Background
Mark Cohen was born in Saint Paul, Minnesota.
Mark Cohen was born in Saint Paul, Minnesota.
He then went to the Rockefeller University where he trained under Victor Wilson, Donald Pfaff and Susan Schwartz Giblin, receiving his Doctor of Philosophy in 1985 for his work on the pudendal nerve evoked response and its modulation by steroid hormones.
He currently is a Professor of Psychiatry, Neurology, Radiology, Psychology, Biomedical Physics and Biomedical Engineering at the University of California, Los Angeles Semel Institute for Neuroscience and Behavior and the Staglin Center for Cognitive Neuroscience. He is also a performing musician. He was raised in Stanford, California.
Cohen did his undergraduate studies at both the Massachusetts Institute of Technology and Stanford University, where he received his bachelor"s degree in Human Biology.
In 1985 Cohen joined the Medical Research Institute Applications Group at Siemens Healthcare where he began a career in Medical Research Institute focused originally on education, and on technological improvements to reduce scan times. From 1988 to 1990 he directed the applications program at Advanced Nuclear magnetic resonance Systems in Woburn Massachusetts, a small startup dedicated to the creation of a practical echo planar imaging instrument.
He joined the faculty at Harvard/Massachusetts General Hospital in 1990 where he directed the "Hyperscan" fast imaging laboratory, and the Medical Research Institute education program until 1993. Since 1993 he has been at University of California, Los Angeles, where he developed with John Mazziotta the first dedicated functional Medical Research Institute imaging center.
While at Advanced Nuclear magnetic resonance Systems he partnered with Jack Belliveau and others to create the first functional images of the human brain by Medical Research Institute, using the ultra-fast instrument he and his collaborators created.
The latter work appeared in Science as cover art, using a now canonical image that Cohen created.
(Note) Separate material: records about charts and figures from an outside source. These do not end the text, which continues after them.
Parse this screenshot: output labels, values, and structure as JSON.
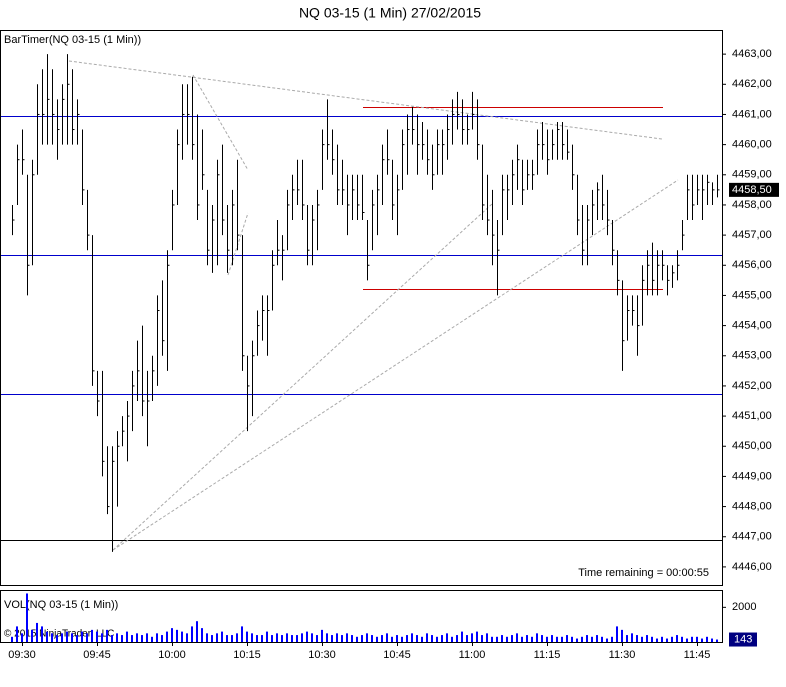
{
  "chart_data": [
    {
      "type": "ohlc",
      "title": "NQ 03-15 (1 Min)  27/02/2015",
      "indicator": "BarTimer(NQ 03-15 (1 Min))",
      "timer_text": "Time remaining = 00:00:55",
      "color": "#000000",
      "categories": [
        null,
        null,
        "09:30",
        null,
        null,
        null,
        null,
        null,
        null,
        null,
        null,
        null,
        null,
        null,
        null,
        null,
        null,
        "09:45",
        null,
        null,
        null,
        null,
        null,
        null,
        null,
        null,
        null,
        null,
        null,
        null,
        null,
        null,
        "10:00",
        null,
        null,
        null,
        null,
        null,
        null,
        null,
        null,
        null,
        null,
        null,
        null,
        null,
        null,
        "10:15",
        null,
        null,
        null,
        null,
        null,
        null,
        null,
        null,
        null,
        null,
        null,
        null,
        null,
        null,
        "10:30",
        null,
        null,
        null,
        null,
        null,
        null,
        null,
        null,
        null,
        null,
        null,
        null,
        null,
        null,
        "10:45",
        null,
        null,
        null,
        null,
        null,
        null,
        null,
        null,
        null,
        null,
        null,
        null,
        null,
        null,
        "11:00",
        null,
        null,
        null,
        null,
        null,
        null,
        null,
        null,
        null,
        null,
        null,
        null,
        null,
        null,
        "11:15",
        null,
        null,
        null,
        null,
        null,
        null,
        null,
        null,
        null,
        null,
        null,
        null,
        null,
        null,
        "11:30",
        null,
        null,
        null,
        null,
        null,
        null,
        null,
        null,
        null,
        null,
        null,
        null,
        null,
        null,
        "11:45",
        null,
        null,
        null,
        null
      ],
      "high": [
        4458,
        4460,
        4460.5,
        4459,
        4459.5,
        4462,
        4462.5,
        4463,
        4462.5,
        4461.5,
        4462,
        4463,
        4462.5,
        4461.5,
        4460.5,
        4458.5,
        4457,
        4452.5,
        4452.5,
        4450,
        4450,
        4450.5,
        4451,
        4451.5,
        4452.5,
        4453.5,
        4454,
        4452.5,
        4453,
        4455,
        4455.5,
        4456.5,
        4458.5,
        4460.5,
        4462,
        4462,
        4462.25,
        4461,
        4460.5,
        4458.5,
        4458,
        4459.5,
        4460,
        4458,
        4458.5,
        4459.5,
        4457,
        4453,
        4453.5,
        4454.5,
        4455,
        4455,
        4456.5,
        4457.5,
        4457,
        4458.5,
        4459,
        4459.5,
        4459.5,
        4458,
        4458,
        4458.5,
        4460.5,
        4461.5,
        4460.5,
        4460,
        4459.5,
        4459,
        4459,
        4459,
        4459,
        4457.5,
        4458.5,
        4459,
        4460,
        4460.5,
        4459.5,
        4459,
        4460.5,
        4461,
        4461.25,
        4461,
        4460.75,
        4460.5,
        4460,
        4460.5,
        4460.5,
        4461,
        4461.5,
        4461.75,
        4461.5,
        4461,
        4461.75,
        4461.5,
        4460,
        4459,
        4458.5,
        4457.5,
        4459,
        4459,
        4459.5,
        4460,
        4459.5,
        4459.5,
        4459.5,
        4460.5,
        4460.75,
        4460.5,
        4460.5,
        4460.75,
        4460.75,
        4460.5,
        4460,
        4459,
        4458,
        4458,
        4458.5,
        4458.75,
        4459,
        4458.5,
        4457.5,
        4456.5,
        4455.5,
        4455,
        4455,
        4455,
        4456,
        4456.5,
        4456.75,
        4456.5,
        4456.5,
        4456,
        4456,
        4456.5,
        4457.5,
        4459,
        4459,
        4459,
        4459,
        4459,
        4458.75,
        4459
      ],
      "low": [
        4457,
        4458,
        4459,
        4455,
        4456,
        4459,
        4460,
        4460,
        4460,
        4459.5,
        4460,
        4460,
        4460,
        4460,
        4458,
        4456.5,
        4452,
        4451,
        4449,
        4447.75,
        4446.5,
        4448,
        4450,
        4449.5,
        4450.5,
        4451.5,
        4451,
        4450,
        4451.5,
        4452,
        4453,
        4452.5,
        4456.5,
        4458,
        4459.5,
        4460,
        4459.5,
        4457.5,
        4458.5,
        4456,
        4455.75,
        4456,
        4457,
        4455.75,
        4456,
        4456.5,
        4452.5,
        4450.5,
        4451,
        4453,
        4453.5,
        4453,
        4454.5,
        4456,
        4455.5,
        4456.5,
        4457.5,
        4458,
        4457.5,
        4456,
        4456,
        4456.5,
        4458.5,
        4459.5,
        4459,
        4458,
        4458,
        4457,
        4457.5,
        4457.5,
        4457.5,
        4455.5,
        4456.5,
        4457,
        4458,
        4459,
        4457.5,
        4457,
        4458.5,
        4459,
        4460,
        4459,
        4459.5,
        4459,
        4458.5,
        4459,
        4459,
        4459.5,
        4460,
        4460.5,
        4460,
        4460,
        4460.5,
        4459.5,
        4457.5,
        4457,
        4456,
        4455,
        4457,
        4457.5,
        4458,
        4458.5,
        4458,
        4458.5,
        4458.5,
        4459,
        4459.5,
        4459,
        4459.5,
        4459.5,
        4459.5,
        4459.5,
        4458.5,
        4457,
        4456,
        4456,
        4457,
        4457.5,
        4457.5,
        4457,
        4456,
        4455,
        4452.5,
        4453.5,
        4454,
        4453,
        4454,
        4455,
        4455,
        4455,
        4455.5,
        4455,
        4455.25,
        4455.5,
        4456.5,
        4457.5,
        4457.5,
        4458,
        4457.5,
        4458,
        4458,
        4458.25
      ],
      "close": [
        4457.5,
        4459.5,
        4459.5,
        4456,
        4459,
        4461,
        4461,
        4461.5,
        4461,
        4460.5,
        4461.5,
        4462,
        4460.5,
        4461,
        4458.5,
        4457,
        4452.5,
        4451.5,
        4449.5,
        4448,
        4449.5,
        4450,
        4450.5,
        4451,
        4452,
        4452.5,
        4451.5,
        4451.5,
        4452.5,
        4454.5,
        4453.5,
        4456,
        4458,
        4460,
        4461,
        4461,
        4460,
        4458,
        4459,
        4456.5,
        4457.5,
        4459,
        4457.5,
        4456.5,
        4458,
        4457,
        4453,
        4452,
        4453,
        4454,
        4454.5,
        4454.5,
        4456,
        4456.5,
        4456.5,
        4458,
        4458.5,
        4458.5,
        4458,
        4456.5,
        4457.5,
        4458,
        4460,
        4460,
        4459.5,
        4458.5,
        4458.5,
        4458,
        4458.5,
        4458,
        4457.75,
        4456,
        4458,
        4458.5,
        4459.5,
        4459.5,
        4458,
        4458.5,
        4460,
        4460.5,
        4460.5,
        4460,
        4460,
        4459.5,
        4459,
        4460,
        4460,
        4460.5,
        4461,
        4461,
        4460.5,
        4460.5,
        4461,
        4460,
        4458,
        4457.5,
        4457,
        4456.5,
        4458.5,
        4458.5,
        4459,
        4459.5,
        4458.5,
        4459,
        4459,
        4460,
        4460,
        4459.5,
        4460,
        4460.5,
        4460,
        4459.75,
        4459,
        4457.5,
        4456.5,
        4457.5,
        4458,
        4458.5,
        4458,
        4457.5,
        4456.5,
        4455.5,
        4453.5,
        4454.5,
        4454.5,
        4454,
        4455.5,
        4456,
        4455.5,
        4456,
        4456,
        4455.5,
        4455.75,
        4456,
        4457,
        4458.5,
        4458,
        4458.5,
        4458.5,
        4458.75,
        4458.5,
        4458.5
      ],
      "last_price": {
        "value": 4458.5,
        "label": "4458,50"
      },
      "ylim": [
        4445.4,
        4463.8
      ],
      "yticks": [
        {
          "value": 4446,
          "label": "4446,00"
        },
        {
          "value": 4447,
          "label": "4447,00"
        },
        {
          "value": 4448,
          "label": "4448,00"
        },
        {
          "value": 4449,
          "label": "4449,00"
        },
        {
          "value": 4450,
          "label": "4450,00"
        },
        {
          "value": 4451,
          "label": "4451,00"
        },
        {
          "value": 4452,
          "label": "4452,00"
        },
        {
          "value": 4453,
          "label": "4453,00"
        },
        {
          "value": 4454,
          "label": "4454,00"
        },
        {
          "value": 4455,
          "label": "4455,00"
        },
        {
          "value": 4456,
          "label": "4456,00"
        },
        {
          "value": 4457,
          "label": "4457,00"
        },
        {
          "value": 4458,
          "label": "4458,00"
        },
        {
          "value": 4459,
          "label": "4459,00"
        },
        {
          "value": 4460,
          "label": "4460,00"
        },
        {
          "value": 4461,
          "label": "4461,00"
        },
        {
          "value": 4462,
          "label": "4462,00"
        },
        {
          "value": 4463,
          "label": "4463,00"
        }
      ]
    },
    {
      "type": "bar",
      "title": "VOL(NQ 03-15 (1 Min))",
      "copyright": "© 2015 NinjaTrader, LLC",
      "color": "#0000ff",
      "values": [
        300,
        900,
        500,
        2800,
        700,
        1100,
        900,
        600,
        500,
        400,
        500,
        600,
        500,
        400,
        600,
        500,
        700,
        600,
        500,
        700,
        400,
        500,
        400,
        600,
        400,
        500,
        400,
        500,
        300,
        500,
        400,
        600,
        800,
        700,
        600,
        500,
        900,
        1200,
        800,
        500,
        400,
        500,
        600,
        400,
        400,
        500,
        900,
        600,
        500,
        400,
        400,
        600,
        400,
        500,
        400,
        500,
        400,
        400,
        500,
        600,
        500,
        400,
        700,
        500,
        400,
        500,
        400,
        500,
        400,
        300,
        400,
        500,
        400,
        300,
        400,
        500,
        300,
        400,
        300,
        400,
        500,
        400,
        300,
        500,
        400,
        300,
        400,
        500,
        300,
        400,
        600,
        400,
        500,
        600,
        400,
        500,
        300,
        300,
        400,
        300,
        400,
        500,
        300,
        400,
        300,
        500,
        400,
        300,
        400,
        300,
        300,
        400,
        300,
        200,
        300,
        400,
        300,
        400,
        300,
        200,
        300,
        900,
        700,
        400,
        500,
        400,
        300,
        400,
        300,
        200,
        300,
        200,
        300,
        400,
        300,
        200,
        300,
        300,
        200,
        300,
        200,
        143
      ],
      "ylim": [
        0,
        3000
      ],
      "yticks": [
        2000
      ]
    }
  ]
}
As a consequence of his original training in neurophysiology, was interested developing a practical means of recording brain electrical signals Electroencephalogram simultaneously with fMRI. The method that he created was licensed to Electrical Geodesics, Incorporated. and sold as the GES300MR. With his student, Robin Goldman, he demonstrated strong functional associations between Medical Research Institute and Electroencephalogram signals. His interests and publications span a broad range of topics including schizophrenia, mental imagery, biophysics, time perception, drug addiction, epilepsy, cardiac imaging and others
His current work concentrates heavily on the development and application of machine learning methods to the decoding of brain activity and the physiology of cognition.
Source: Cohen is the Director of the University of California, Los Angeles/Semel NeuroImaging Training Program (NITP), a federally sponsored graduate and post-graduate educational program that seeks to bring advances in technology into the broad fields of neuroimaging. In addition to a traditional fellowship program, the NITP includes a two-week immersive workshop on advanced methods in functional Medical Research Institute. Archived videos of these programs are available on the web.
Mark Cohen has two children: Danielle Rosen and Max (Liana) Cohen.